Virginia’s top financial officer is sounding the alarm about an imminent recession — a situation he says the state has been monitoring.

The least we should expect is a significant slowing of growth, said Aubrey Layne, Virginia’s secretary of finance, but a recession in the next 12 to 18 months is “more likely than not.”

“I see those signs coming,” Layne said, citing recent volatility in the stock market. “We saw stock and bond markets react significantly this week.”

The Dow plunged more than 800 points for the first time in over a decade Wednesday, while the bond market followed a pattern that typically forecasts a recession. Layne in part blamed a U.S.-China trade war instigated by the White House, which he said has helped steer markets in the wrong direction.

“The uncertainty is really created by policy in the United States,” said Robert McNab, an economics professor at Old Dominion University. “We don’t have a firm grasp on trade policy.

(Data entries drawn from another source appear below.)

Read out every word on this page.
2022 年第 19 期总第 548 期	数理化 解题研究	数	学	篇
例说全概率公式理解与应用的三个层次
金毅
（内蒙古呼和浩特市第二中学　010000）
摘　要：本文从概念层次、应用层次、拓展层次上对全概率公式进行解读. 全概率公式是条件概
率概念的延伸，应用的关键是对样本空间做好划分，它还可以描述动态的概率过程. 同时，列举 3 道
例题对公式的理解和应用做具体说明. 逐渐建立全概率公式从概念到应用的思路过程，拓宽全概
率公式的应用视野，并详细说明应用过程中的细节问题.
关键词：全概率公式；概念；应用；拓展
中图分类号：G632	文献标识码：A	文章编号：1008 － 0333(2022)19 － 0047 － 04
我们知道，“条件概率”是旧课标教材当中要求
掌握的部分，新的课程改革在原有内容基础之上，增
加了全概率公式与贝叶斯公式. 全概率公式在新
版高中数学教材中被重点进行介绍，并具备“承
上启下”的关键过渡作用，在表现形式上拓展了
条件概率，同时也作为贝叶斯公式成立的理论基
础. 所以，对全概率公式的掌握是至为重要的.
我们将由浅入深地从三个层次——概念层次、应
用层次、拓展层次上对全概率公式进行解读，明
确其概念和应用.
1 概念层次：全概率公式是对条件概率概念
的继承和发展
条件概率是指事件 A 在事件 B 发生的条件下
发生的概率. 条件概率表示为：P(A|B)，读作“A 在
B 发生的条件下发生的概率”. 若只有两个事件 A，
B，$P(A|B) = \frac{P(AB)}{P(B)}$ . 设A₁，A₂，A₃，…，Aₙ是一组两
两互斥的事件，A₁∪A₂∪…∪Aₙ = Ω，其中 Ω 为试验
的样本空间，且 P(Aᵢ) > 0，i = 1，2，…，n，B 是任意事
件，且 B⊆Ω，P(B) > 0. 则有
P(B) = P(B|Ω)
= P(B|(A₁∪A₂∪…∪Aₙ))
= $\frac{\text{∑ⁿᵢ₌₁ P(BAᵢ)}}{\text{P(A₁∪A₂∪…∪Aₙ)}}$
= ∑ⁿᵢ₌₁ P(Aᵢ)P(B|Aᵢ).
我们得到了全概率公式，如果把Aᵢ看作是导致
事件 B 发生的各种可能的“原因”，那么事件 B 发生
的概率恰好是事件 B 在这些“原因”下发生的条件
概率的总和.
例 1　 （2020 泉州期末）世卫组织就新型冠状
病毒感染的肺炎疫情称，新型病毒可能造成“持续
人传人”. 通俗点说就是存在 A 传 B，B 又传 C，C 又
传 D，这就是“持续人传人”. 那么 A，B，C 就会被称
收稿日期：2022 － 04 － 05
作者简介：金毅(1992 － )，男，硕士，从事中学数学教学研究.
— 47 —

One thing markets and businesses hate is uncertainty.”

McNab, who is the lead author of the 2019 Annual Economic Forecast by ODU’s Dragas Center for Economic Analysis and Policy, predicts that a recession will start between late 2019 and mid-2020. That could impact Virginia more than other states, since the commonwealth is more dependent on federal spending.

“Virginia is exposed to changes in trade policy given our dependence on defense and other types of federal government spending,” McNab said. “We need to take a close look at policy emanating from Washington — it has a significant impact on the commonwealth.”

If the federal government has to slow spending because of falling revenues, the ripple effect could stifle economies like that of Hampton Roads, which has a significant Department of Defense and national security apparatus, and Northern Virginia, which has a large population of federal government employees and contractors. As the largest regions in the state, both of those economies, McNab said, have a substantial impact on Virginia as a whole.

Businesses in the commonwealth could also feel the effects of the federal and state governments having their hands tied, along with the impacts that businesses anywhere would suffer, such as decreases in demand and increases in inventory.

“They need to look at how they would cope with that uncertainty,” McNab said.